Time-Series Foundation Models for ISP Traffic Forecasting
Fan Liu, Behrooz Farkiani, Patrick Crowley
TL;DR
The paper tackles the challenge of scalable ISP traffic forecasting by evaluating a pretrained time-series foundation model, IBM's Tiny Time Mixer (TTM), on the CESNET-TimeSeries24 dataset. It compares zero-shot and few-shot approaches, across multiple resolutions and hierarchical aggregation levels, and demonstrates that TTM achieves consistent predictive accuracy with $RMSE$ in the $0.026$–$0.057$ range and stable $R^2$ across horizons, while delivering CPU-only inference under $0.05$ s per $100$ points.
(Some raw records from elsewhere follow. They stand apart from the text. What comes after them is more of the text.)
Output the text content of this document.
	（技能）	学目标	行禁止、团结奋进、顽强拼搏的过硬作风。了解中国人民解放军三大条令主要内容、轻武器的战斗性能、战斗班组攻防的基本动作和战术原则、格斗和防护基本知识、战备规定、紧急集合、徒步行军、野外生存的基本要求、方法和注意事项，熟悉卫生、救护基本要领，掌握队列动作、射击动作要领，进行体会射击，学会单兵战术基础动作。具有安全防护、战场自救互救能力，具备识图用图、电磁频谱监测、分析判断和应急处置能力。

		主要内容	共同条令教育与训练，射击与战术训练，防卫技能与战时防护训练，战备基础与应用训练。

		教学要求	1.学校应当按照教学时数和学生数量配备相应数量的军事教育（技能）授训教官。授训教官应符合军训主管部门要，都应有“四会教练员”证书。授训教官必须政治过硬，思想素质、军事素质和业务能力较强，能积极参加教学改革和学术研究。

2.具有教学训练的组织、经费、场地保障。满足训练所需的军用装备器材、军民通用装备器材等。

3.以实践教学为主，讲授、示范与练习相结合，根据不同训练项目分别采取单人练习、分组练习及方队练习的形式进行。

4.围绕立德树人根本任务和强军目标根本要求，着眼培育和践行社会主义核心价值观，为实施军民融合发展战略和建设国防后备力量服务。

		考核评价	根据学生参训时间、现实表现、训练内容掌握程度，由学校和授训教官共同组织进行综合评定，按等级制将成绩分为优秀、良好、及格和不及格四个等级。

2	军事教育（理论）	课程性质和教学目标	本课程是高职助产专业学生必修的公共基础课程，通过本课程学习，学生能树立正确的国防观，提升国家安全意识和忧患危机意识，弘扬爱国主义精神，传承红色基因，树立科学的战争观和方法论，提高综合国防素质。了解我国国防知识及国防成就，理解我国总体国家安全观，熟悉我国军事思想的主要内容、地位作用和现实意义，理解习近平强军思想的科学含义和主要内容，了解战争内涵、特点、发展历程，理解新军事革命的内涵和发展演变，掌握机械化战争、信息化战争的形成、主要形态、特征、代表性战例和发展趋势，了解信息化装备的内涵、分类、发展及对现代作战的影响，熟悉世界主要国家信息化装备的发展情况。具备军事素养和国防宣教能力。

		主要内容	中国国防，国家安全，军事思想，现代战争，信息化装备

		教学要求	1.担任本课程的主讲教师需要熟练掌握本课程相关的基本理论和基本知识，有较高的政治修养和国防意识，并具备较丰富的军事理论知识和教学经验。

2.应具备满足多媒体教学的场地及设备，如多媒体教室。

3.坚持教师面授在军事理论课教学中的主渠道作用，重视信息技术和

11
The results show robust cross-level generalization, modest gains from limited fine-tuning, and negligible benefit from exogenous features, highlighting the practicality of training-free deployment in real ISP environments. Overall, the work supports a train-once, deploy-everywhere paradigm for scalable network monitoring, enabling efficient, training-free forecasting without specialized hardware.
Abstract
Accurate network-traffic forecasting enables proactive capacity planning and anomaly detection in Internet Service Provider (ISP) networks. Recent advances in time-series foundation models (TSFMs) have demonstrated strong zero-shot and few-shot generalization across diverse domains, yet their effectiveness for computer networking remains unexplored. This paper presents a systematic evaluation of a TSFM, IBM's Tiny Time Mixer (TTM), on the CESNET-TimeSeries24 dataset, a 40-week real-world ISP telemetry corpus. We assess TTM under zero-shot and few-shot settings across multiple forecasting horizons (hours to days), aggregation hierarchies (institutions, subnets, IPs), and temporal resolutions (10-minute and hourly). Results show that TTM achieves consistent accuracy (RMSE 0.026-0.057) and stable $R^2$ scores across horizons and context lengths, outperforming or matching fully trained deep learning baselines such as GRU and LSTM. Inference latency remains under 0.05s per 100 points on a single MacBook Pro using CPU-only computation, confirming deployability without dedicated GPU or MPS acceleration. These findings highlight the potential of pretrained TSFMs to enable scalable, efficient, and training-free forecasting for modern network monitoring and management systems.